By Sri Bharadwaj, Sep 05, 2017
Our healthcare systems have been inundated by an incredible volume of data.
Whether it is as information streaming in from patients’ wearable devices, as secure text exchanges between physicians about treatment plans or in the ready availability of digitized pathology and radiology reports, there is an abundance of healthcare data being churned out for healthcare practitioners to mine.
So, why isn’t this data—both minutiae in nature and voluminous in kind—delivering what healthcare needs most—namely improved patient outcomes at lowered costs? Why isn’t it quite available to the physician, the nurse, the home-health worker, the ambulance staff in the form they need it in, at the point in care when it is most urgently required?
The most obvious reason is because this vast cache of data is not available in a structured, comprehensive, easy-to-use form. In fact, almost 95% the information that the physician needs to get to the right diagnosis, is hosted on separate EMR, laboratory, radiology systems, siloed and out of bounds for the physician at the point in care.

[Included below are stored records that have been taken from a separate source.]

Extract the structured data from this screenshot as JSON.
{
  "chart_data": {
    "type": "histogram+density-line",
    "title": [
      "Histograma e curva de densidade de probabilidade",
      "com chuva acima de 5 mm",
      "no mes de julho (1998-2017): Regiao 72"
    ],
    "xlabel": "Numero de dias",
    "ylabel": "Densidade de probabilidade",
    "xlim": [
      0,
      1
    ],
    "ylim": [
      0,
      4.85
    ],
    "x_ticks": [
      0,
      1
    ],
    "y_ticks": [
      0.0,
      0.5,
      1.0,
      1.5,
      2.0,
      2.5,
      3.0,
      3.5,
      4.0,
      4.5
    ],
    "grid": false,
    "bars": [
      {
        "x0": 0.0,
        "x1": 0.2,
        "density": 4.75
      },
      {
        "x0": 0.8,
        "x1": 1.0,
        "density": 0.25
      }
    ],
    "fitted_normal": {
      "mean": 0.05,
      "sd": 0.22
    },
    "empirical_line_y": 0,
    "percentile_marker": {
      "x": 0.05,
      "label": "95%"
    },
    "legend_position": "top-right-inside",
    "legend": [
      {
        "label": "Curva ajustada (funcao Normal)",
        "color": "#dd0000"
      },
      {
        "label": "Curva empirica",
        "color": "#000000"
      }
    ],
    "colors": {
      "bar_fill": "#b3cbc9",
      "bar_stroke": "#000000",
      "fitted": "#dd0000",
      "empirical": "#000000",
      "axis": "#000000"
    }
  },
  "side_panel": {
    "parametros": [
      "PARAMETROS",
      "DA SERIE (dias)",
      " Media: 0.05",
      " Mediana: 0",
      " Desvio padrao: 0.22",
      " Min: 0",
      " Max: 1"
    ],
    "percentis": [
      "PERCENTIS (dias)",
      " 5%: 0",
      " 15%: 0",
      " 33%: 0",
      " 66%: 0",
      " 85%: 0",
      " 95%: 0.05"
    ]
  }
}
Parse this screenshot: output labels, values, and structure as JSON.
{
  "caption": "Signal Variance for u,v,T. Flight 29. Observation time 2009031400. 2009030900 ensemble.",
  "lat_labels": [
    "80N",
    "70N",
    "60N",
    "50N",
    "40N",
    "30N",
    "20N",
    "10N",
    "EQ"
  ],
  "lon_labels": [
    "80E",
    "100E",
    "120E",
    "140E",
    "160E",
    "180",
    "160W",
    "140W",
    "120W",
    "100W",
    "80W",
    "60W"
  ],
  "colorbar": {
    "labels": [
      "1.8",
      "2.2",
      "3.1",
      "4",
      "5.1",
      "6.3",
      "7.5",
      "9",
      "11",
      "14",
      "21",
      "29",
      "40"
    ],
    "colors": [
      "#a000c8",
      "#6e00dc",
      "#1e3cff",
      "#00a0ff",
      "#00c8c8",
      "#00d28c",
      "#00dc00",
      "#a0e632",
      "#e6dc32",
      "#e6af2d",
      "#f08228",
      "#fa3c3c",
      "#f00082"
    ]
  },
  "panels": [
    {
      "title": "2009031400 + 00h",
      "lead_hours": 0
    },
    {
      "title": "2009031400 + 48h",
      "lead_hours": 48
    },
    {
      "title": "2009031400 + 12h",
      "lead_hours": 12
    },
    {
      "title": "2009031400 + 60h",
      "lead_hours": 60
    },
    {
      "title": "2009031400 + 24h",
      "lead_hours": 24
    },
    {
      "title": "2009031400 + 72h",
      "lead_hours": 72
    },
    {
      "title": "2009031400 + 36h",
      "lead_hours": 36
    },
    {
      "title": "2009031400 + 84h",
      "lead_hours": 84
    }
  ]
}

The healthcare system is certainly trying hard. It is currently focused on relaying data at a steady clip to physicians. However much of it fails to be what I call context-aware patient information. As a result, physicians end up using far more time than they can afford to sift through the information, correlating it clinically and moving to a relevant prescription or treatment plan.
Take for instance a typical ambulatory setting. The physician has 18 minutes—if that—to decipher a patient’s most pressing requirement. Often this window is reduced to just about five minutes. Within this small window, the nurse must quickly collate the information she can get, put it into the EMR, and have the physician take a quick look so that he can proceed to conduct a final examination and deliver a diagnosis or prescription.